Lately, though, I’ve been having second thoughts. Some of the arguments for the United States adopting IFRS are so overstated that I want to reject them on rational grounds. This offsets a suspicion that advocates for retaining US-GAAP are mainly attempting to retain their administrative power. In the end, though, I think that the SEC got it exactly right in advocating following a path of condorsement, which will converge US-GAAP and IFRS without formally adopting it for the near term while endorsing the ultimate adoption of IFRS at some time farther out. I agree that adopting IFRS is a worthy objective, but what’s the hurry?
The main argument for the U.S. adopting IFRS immediately is that in global financial markets it’s essential for all countries to use the same standard to ensure comparability of financial statements. This sounds reasonable, especially to those who aren’t accountants. Yet the reality is that today the overall differences between practices in the U.S. and IFRS are not especially great. For example, when global software company SAP shifted to IFRS from US-GAAP, only relatively small differences between the two approaches emerged in the years when it was reporting results in parallel. (SAP minimized differences by electing to largely follow US-GAAP revenue recognition methods.) In some industries (those affected by the differences in revenue recognition and the treatment of leases, for example) there can be meaningful differences.

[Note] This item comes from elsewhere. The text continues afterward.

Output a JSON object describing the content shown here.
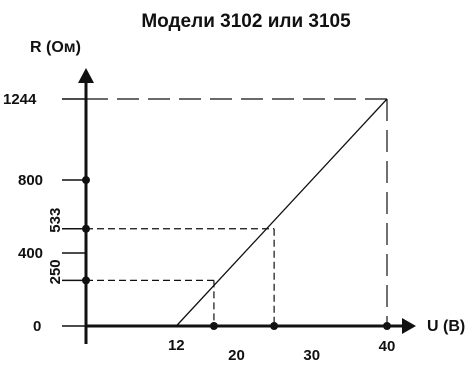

However, if the United States retains US-GAAP but the two systems converge on key differences, I expect that in most cases the gaps between what would be reported using either standard would be slight. Moreover, once the major areas of difference between US-GAAP and IFRS have converged, the argument that the two systems will not offer comparable results becomes specious. Indeed, IFRS is based far more on principles than US-GAAP is, and that approach creates the potential for a similar lack of strict comparability between two companies that use IFRS, even in the same industry.
I have another concern with the U.S. adopting IFRS: The eXtensible Business Reporting Language (XBRL) taxonomy in IFRS is less rich than the one developed for US-GAAP. As things stand, I believe adoption of IFRS by the U.S. would leave investors worse off in this respect. While the International Accounting Standards Board (IASB) talks a good game, I fear it will be many years before the IFRS taxonomy will become as rich in its descriptive capabilities as the US-GAAP version. The IASB views taxonomy-building as being tightly linked to standard-setting, and therefore requiring careful vetting and review. In my judgment, this is at odds with the nature of XBRL taxonomies, which are designed to be loosely coupled and dynamic. Inevitably, a more limited IASB taxonomy would lead to a considerable increase in the use of extensions and a corresponding reduction in financial statement comparability when using XBRL. This would diminish the value of XBRL in communicating financial results.
There is long-term value in the United States adopting IFRS, mainly because it will shift the accounting standard back to a principles-based approach from today’s rules-based regime. But I don’t see a great deal of value in rushing this migration if the main rationale is to achieve greater comparability, and even less if it means diminishing the value of the nascent use of XBRL for financial statement analysis and reporting.